UPDATE 1-Hungary central bank slows pace of easing, cuts rates by 20 bps
* Cbank cuts base rate by 20 bps to 3.8 pct
* Low inflation, weak growth still allow further cuts
* But Fed concerns, FX mortgage plan weigh on market sentiment
* Investors eye central bank's statement due at 1300 GMT
BUDAPEST, Aug 27 (Reuters) - Hungary's central bank slowed the pace of monetary easing slightly on Tuesday, cutting interest rates by 20 basis points, as markets have turned volatile on concerns about reduced inflows to emerging markets.
While Hungary and its central European peers have held up well during a recent selloff in emerging market assets they are still vulnerable to capital withdrawals once the U.S. Federal Reserve starts to scale back its stimulus programme.
The National Bank of Hungary (NBH) cut its base rate to 3.8 percent, taking Hungarian borrowing costs to a new record low, after a series of 25 point reductions over the past year. Tuesday's rate cut was still bigger, however, than a Reuters poll forecast for a 10-point reduction.

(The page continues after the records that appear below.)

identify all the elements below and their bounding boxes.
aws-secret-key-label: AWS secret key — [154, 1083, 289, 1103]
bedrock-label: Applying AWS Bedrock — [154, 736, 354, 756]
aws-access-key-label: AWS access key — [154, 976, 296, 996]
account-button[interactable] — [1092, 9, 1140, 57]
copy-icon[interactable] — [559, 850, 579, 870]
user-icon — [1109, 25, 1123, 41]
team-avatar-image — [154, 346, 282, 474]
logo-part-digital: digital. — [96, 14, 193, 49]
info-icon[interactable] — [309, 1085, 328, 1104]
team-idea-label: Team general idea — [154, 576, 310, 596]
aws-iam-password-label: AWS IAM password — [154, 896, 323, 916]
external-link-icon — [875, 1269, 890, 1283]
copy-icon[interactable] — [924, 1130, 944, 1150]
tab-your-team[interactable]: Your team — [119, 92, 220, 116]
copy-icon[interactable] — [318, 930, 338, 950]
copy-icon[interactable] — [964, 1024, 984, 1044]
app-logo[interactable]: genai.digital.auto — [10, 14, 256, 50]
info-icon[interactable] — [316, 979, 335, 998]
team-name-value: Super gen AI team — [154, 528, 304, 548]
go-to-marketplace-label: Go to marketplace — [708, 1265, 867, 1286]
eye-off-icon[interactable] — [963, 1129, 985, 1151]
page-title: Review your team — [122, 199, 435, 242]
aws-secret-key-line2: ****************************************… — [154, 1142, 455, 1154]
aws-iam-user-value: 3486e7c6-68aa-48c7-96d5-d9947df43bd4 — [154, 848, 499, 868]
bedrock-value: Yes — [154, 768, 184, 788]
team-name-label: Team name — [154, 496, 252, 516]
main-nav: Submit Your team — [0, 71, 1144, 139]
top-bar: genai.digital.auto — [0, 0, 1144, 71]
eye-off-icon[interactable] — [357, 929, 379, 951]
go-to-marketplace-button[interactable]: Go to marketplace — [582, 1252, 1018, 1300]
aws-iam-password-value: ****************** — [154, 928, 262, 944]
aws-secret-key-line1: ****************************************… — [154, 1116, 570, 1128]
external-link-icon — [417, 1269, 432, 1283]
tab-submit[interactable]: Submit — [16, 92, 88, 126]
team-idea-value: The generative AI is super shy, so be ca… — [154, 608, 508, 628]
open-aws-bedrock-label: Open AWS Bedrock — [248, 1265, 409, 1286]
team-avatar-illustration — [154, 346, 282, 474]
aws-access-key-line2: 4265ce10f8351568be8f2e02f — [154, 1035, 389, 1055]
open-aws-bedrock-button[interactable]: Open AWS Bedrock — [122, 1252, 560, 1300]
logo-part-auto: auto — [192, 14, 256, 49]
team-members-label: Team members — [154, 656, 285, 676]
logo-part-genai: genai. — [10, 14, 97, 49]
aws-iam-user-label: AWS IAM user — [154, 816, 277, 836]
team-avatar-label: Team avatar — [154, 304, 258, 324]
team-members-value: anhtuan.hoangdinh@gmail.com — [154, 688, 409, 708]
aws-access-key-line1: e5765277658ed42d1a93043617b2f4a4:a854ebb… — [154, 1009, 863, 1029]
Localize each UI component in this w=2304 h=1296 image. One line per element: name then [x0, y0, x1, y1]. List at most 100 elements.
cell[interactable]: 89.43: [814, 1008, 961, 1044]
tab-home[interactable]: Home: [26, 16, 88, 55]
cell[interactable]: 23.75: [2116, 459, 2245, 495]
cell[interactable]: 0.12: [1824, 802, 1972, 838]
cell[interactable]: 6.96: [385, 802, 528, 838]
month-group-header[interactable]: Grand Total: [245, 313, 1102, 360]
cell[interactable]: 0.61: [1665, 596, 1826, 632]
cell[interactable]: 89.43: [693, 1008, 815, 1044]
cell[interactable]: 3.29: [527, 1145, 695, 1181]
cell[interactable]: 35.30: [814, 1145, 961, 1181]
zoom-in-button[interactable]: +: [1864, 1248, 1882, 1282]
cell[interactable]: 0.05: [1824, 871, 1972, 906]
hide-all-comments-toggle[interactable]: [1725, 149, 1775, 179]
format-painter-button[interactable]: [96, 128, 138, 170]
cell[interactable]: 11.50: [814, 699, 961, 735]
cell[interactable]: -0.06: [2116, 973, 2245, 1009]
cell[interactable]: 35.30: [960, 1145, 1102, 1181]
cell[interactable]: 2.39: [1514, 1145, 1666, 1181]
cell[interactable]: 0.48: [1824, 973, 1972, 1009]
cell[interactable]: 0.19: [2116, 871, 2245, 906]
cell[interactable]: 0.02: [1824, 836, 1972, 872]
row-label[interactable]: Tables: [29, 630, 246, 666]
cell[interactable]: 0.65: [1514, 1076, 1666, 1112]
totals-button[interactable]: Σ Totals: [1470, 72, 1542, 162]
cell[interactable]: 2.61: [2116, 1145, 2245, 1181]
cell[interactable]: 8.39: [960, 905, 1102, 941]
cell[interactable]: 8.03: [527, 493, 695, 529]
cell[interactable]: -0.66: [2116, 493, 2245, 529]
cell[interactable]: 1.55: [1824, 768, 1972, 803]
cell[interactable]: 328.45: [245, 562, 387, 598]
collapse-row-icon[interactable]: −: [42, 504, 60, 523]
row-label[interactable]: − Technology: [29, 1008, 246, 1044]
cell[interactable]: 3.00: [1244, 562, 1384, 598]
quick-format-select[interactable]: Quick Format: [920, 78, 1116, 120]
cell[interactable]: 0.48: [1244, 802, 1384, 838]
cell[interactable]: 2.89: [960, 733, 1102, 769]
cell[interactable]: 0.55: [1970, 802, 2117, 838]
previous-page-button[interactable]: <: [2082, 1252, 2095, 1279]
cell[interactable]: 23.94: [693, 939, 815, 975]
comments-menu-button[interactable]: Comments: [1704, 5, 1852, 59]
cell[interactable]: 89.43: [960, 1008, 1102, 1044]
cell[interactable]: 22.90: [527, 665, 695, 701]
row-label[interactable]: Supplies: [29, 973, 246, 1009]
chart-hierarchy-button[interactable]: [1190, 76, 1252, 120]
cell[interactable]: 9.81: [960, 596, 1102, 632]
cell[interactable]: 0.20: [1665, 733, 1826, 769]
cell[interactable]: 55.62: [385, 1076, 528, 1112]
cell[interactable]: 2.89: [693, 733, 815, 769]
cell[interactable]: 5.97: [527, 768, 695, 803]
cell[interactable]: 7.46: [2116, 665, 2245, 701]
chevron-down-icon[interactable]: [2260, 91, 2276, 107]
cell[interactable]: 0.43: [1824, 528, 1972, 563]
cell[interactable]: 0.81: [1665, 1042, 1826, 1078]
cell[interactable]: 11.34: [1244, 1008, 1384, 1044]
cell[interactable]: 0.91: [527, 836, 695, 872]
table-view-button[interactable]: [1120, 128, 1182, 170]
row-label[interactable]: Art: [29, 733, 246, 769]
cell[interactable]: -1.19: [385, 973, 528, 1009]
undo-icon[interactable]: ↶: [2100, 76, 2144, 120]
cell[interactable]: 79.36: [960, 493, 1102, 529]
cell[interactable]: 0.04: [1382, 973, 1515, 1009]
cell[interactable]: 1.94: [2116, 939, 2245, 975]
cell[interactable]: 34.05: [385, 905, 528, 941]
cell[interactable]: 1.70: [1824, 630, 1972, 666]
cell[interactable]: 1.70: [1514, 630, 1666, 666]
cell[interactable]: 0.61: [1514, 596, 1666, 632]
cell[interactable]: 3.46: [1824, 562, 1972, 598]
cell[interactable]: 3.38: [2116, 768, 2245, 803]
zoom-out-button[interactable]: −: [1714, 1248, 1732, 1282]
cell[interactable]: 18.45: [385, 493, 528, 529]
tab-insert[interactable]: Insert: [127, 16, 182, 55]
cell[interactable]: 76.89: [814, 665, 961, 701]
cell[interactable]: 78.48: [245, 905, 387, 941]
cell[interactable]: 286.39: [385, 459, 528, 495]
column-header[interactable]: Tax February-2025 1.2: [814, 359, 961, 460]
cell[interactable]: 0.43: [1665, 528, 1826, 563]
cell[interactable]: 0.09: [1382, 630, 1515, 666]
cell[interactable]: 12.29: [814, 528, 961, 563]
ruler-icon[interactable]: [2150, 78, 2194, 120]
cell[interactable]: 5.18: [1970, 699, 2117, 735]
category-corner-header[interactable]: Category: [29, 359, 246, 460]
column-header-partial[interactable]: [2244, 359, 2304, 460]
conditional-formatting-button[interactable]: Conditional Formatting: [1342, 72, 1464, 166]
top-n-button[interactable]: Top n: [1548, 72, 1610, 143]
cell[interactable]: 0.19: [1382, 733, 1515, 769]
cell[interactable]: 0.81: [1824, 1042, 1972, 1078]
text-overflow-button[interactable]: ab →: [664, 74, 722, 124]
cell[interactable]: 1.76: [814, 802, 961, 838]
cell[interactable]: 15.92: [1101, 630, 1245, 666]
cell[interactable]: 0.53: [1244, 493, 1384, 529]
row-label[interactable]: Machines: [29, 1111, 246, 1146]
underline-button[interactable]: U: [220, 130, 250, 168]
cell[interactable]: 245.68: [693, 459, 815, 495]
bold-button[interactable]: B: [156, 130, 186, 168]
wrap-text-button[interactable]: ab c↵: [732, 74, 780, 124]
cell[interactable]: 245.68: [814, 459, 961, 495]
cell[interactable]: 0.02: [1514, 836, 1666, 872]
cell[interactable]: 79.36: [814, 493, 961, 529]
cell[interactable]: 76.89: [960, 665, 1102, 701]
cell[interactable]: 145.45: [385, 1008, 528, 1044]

"The fact that the central bank did slow the pace of the easing signals that they are aware of the uncertainty in the external market environment, reflected by a weaker forint and bond yields that won't decline," said David Nemeth at K&H Bank.
The forint eased to 301.60 to the euro at 1219 GMT, from 300.20 before the rate cut.
The bank under the leadership of former economy minister Gyorgy Matolcsy, a close ally of Prime Minister Viktor Orban, and packed with appointees of the ruling party on its Monetary Council, has been keen to cut interest rates to shore up the economy, which barely grew in the second quarter.
Orban's ruling Fidesz party faces elections next year and needs to show to voters that the economy is recovering from a recession last year.
While low inflation and a sluggish economic recovery warrant further easing, the bank warned after its last meeting in July that fragile conditions in financial markets could trigger "a change in the pace or extent of its rate cuts."
Hungarian rates are still higher than those of its neighbours: Poland cut rates to a record low of 2.5 percent in July while rates in the Czech Republic are virtually at zero.
Analysts expect Hungary's central bank to cut its benchmark rate further to 3.5 percent.
However, signals from the U.S. Federal Reserve that it could begin to reduce its monetary stimulus as soon as next month have hit other emerging markets hard and capital withdrawals could also complicate the task of Hungarian rate setters down the line.
Hungary's budget deficit is relatively low at an estimated 2.7 percent of GDP for this year and it runs a current account surplus, unlike emerging peers like India, Turkey and Indonesia which are struggling with high current account deficits.
The forint has eased more than 3 percent this year, but less than most emerging currencies.
A pickup in the euro zone economy has also supported central European assets as the currency bloc is central Europe's biggest trading partner.
Still, Hungary has a large external debt burden, and unorthodox government policies including sudden tax increases, which make its markets vulnerable to swings in investor sentiment.
Hungarian yields have tracked higher in past weeks, after hitting record lows earlier this year, and any sign that the central bank is ending rate cuts could drive them even higher.
Foreign investors hold some 5 trillion forints ($22 billion) in Hungary's domestic government bond market.
Investors are also closely eyeing talks between the government and commercial banks about a new relief scheme to help hundreds of thousands of foreign currency mortgage holders, after an earlier government measure and high taxes caused deep losses for the country's mostly foreign-owned banks.
Sentiment in markets turned sour on Tuesday as unease grew about the threat of a U.S.-led military strike against Syria.